In sentencing, Justice Mary Peters took into account Reader's early guilty plea, her previous good record, and the fact she had sought help for her alcoholism.

But she also had a warning for Reader if she chose to drink again.

"If you breach any conditions, then Probation can apply to have a sentence varied and a sentence of imprisonment imposed.''

According to the police summary of facts, Mr Bain was sleeping at van Breugel's home in November last year when she attacked him with a mallet.

She was furious at Mr Bain for selling a car that she believed was at least partly hers and she did not want to sell.

She had also seen text messages on Mr Bain's phone from a woman police describe as a "female associate''.
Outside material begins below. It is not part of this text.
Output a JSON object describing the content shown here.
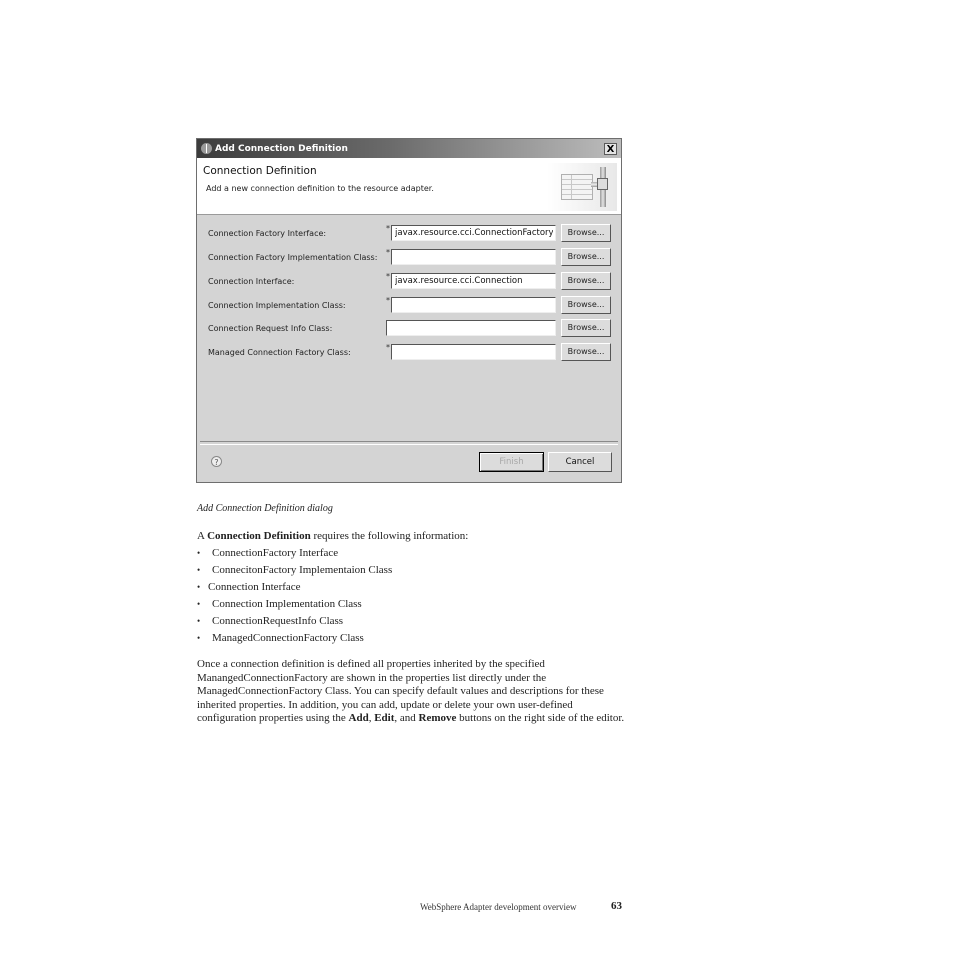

Van Breugel struck Mr Bain repeatedly with the mallet, hitting him in the arms, torso and legs and left him with bruises on his arms and his left leg.

Later that day the argument continued, loud enough for neighbours to call police.

Mr Bain got in his car to leave van Breugel's place and she thumped on the window with her fist and yelled something like: "Open the door you f***ing bastard, I am going to kill you ...''

About half-an-hour later, police pulled Mr Bain over and breath-tested him. He was nearly four times over the limit, recording a level of 1573 micrograms of alcohol per litre of breath.

Police noticed the bruising to Mr Bain's body and offered to get him medical help, but he declined.

It was not until 11 days later on November 28 that Mr Bain was taken to hospital.


Police say the leg wound was "infested with maggots'' and he had developed a bacterial infection. His alcohol reading on that day was similar to the breath-test taken by police on the day of the attack.

Five days later Mr Bain died. According to police, his alcoholism had left him vulnerable to the bacterial infection which eventually overwhelmed his body.

A Friend of Mr Bain told the Weekend Herald in December last year that the 43-year-old had made his fortune selling cars and in property, but lost millions in recent years after a difficult break-up with with his wife, Michele.

He had once owned two red Ferraris and lived in some of Auckland's most exclusive suburbs but lost all of his properties in mortgagee sales.

In 2005, the family featured in a Herald property story which said the family were moving out of their $2 million Orakei home because it was too big for them.

That house had a gym, internal courtyard with fireplace, air conditioning in three of the four bedrooms and a projection TV, as well as views of Hobson Bay, the city and the harbour.